OK, here’s the setup: Test pilot Ben Grimm seeks the help of his scientist friend Dr. Harkness to find a way to restore him to his human form. The scientist experiments on Ben and does turn him human, but not in his test pilot form, but rather in the body of a skinny, scrawny American teenager called “Benjy” Grimm. However, Benjy does now have the ability to switch back and forth from human to rock form at will courtesy of a “Thing Ring” (actually 2 rings, one on each hand) which Benjy would clasp together and chant “Thing Ring, do your thing!” Interestingly, Benji lost his Jimmy Durante style mode of speaking while in human form.
 
Peter Parker…whoops, I mean, Benjy attended Centerville High School getting into Archie-style misadventures along with his school chums. The popular and somewhat shallow girl Betty, her wealthy boyfriend Ronald Radford, who was just as snooty and uppity as he was rich, Betty’s kid sister Kelly (whom I must admit to kind of liking. She was very cute) who was also the only other person besides her father, the aforementioned Dr. Harkness who knew his secret, The Yancy Street Gang (Spike, the diminutive leader with a Napoleon complex, tall, skinny, gangly, sunglasses wearing Stretch and Turkey, the big dumb guy who resembled a modern day version of Zonk from the Bronto Bunch. Perhaps he’s Zonk’s descendant), here reduced to being a 3 member Bronto Bunch instead of being a dangerous street gang, and their scatterbrained, giggling teacher Ms. Twilly.
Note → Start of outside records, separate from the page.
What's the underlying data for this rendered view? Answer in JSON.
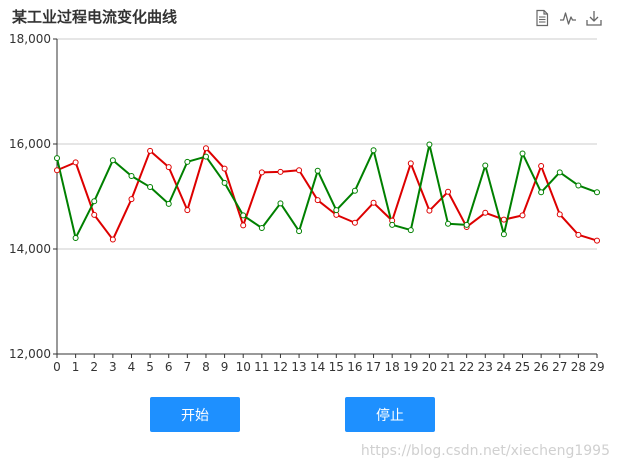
{
  "chart_data": {
    "type": "line",
    "title": "某工业过程电流变化曲线",
    "x": [
      0,
      1,
      2,
      3,
      4,
      5,
      6,
      7,
      8,
      9,
      10,
      11,
      12,
      13,
      14,
      15,
      16,
      17,
      18,
      19,
      20,
      21,
      22,
      23,
      24,
      25,
      26,
      27,
      28,
      29
    ],
    "xticks": [
      "0",
      "1",
      "2",
      "3",
      "4",
      "5",
      "6",
      "7",
      "8",
      "9",
      "10",
      "11",
      "12",
      "13",
      "14",
      "15",
      "16",
      "17",
      "18",
      "19",
      "20",
      "21",
      "22",
      "23",
      "24",
      "25",
      "26",
      "27",
      "28",
      "29"
    ],
    "ylim": [
      12000,
      18000
    ],
    "yticks": [
      "12,000",
      "14,000",
      "16,000",
      "18,000"
    ],
    "ytick_values": [
      12000,
      14000,
      16000,
      18000
    ],
    "grid": true,
    "series": [
      {
        "color": "#dd0000",
        "values": [
          15500,
          15650,
          14650,
          14180,
          14950,
          15870,
          15560,
          14740,
          15920,
          15530,
          14450,
          15460,
          15470,
          15500,
          14930,
          14650,
          14500,
          14880,
          14540,
          15630,
          14730,
          15090,
          14420,
          14690,
          14560,
          14640,
          15580,
          14660,
          14270,
          14160
        ]
      },
      {
        "color": "#008000",
        "values": [
          15730,
          14210,
          14910,
          15690,
          15390,
          15180,
          14860,
          15660,
          15760,
          15260,
          14640,
          14400,
          14870,
          14340,
          15490,
          14740,
          15110,
          15880,
          14460,
          14360,
          15990,
          14480,
          14460,
          15590,
          14280,
          15820,
          15080,
          15460,
          15210,
          15080
        ]
      }
    ]
  },
  "toolbox": {
    "data_view_icon": "document-icon",
    "magic_type_icon": "line-chart-icon",
    "save_icon": "download-icon"
  },
  "controls": {
    "start_label": "开始",
    "stop_label": "停止",
    "button_color": "#1e90ff"
  },
  "watermark": "https://blog.csdn.net/xiecheng1995"
}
Yeah, this is precisely what comes to mind when I think of The Thing from Marvel Comics.

 
You’re probably wondering what happened to Reed Richards, Susan Storm-Richards and Johnny Storm. Well, you’ll have to keep on wondering because we never found out. The Fantastic Four never appeared on the series, nor did Ben ever mention being part of a team. You have to wonder why H-B felt the need to change so much. Did they think that if the show resembled the comics too much that kids wouldn’t take it seriously?
 
Between segments were wraparounds in which the characters would indulge in telling bad jokes. As previously stated, this was the only part of the show aside from the opening titles in which the Flintstones cast would interact with the Thing cast. Some examples of these would be:
 
The Thing: Hey, Fred. Is it true that you have trouble making up your mind?
 
Fred: Well, yes and no.
 
or
 
Turkey: Hey, Spike. How come you won’t let Stretch an’ me go to the zoo wit’ you’s?
 
Spike: No way! If they want you, they can come an’ get you!
 
or
 
Barney: Hey, Ms. Twilly, how come you’re standing outside with your purse open?
 
Ms. Twilly: I heard that there was going to be a change in the weather!
 

“Don’t quit your day job, Bubbula!”

 For the 1979-1980 season, the show was expanded to 90 minutes with recycled episodes of HB’s The New Shmoo added to the lineup and the shows’ title changed to Fred and Barney Meet The Shmoo, although the Thing segments were still part of the show. The Shmoo would return in the “Bedrock Cops” segments of The Flintstone Comedy Show (1980).
 
shmoo
 
“Hanna-Barbera really thought that I would fit in living in Bedrock with the cast of The Flintstones? What were those guys smoking?”
 
Fred and Barney Meet The Thing was one of the strangest SatAM series to come down the pike, but at least we know that no network executive would ever try to mess with popular a comic book super hero character in this fashion nowadays.
 
SeniorBusiness-Executive1
 
“Actually, I’ve been toying with this idea for a new series where Ben Grimm travels around the country solving mysteries along with 2 kids and a dog…”
 

 

 

“IT’S CLOBBERIN’ TIME!!!”

What follows are the sound effects of a network executive being beaten senseless by an orange rock monster. You don’t want to see this. It isn’t pretty.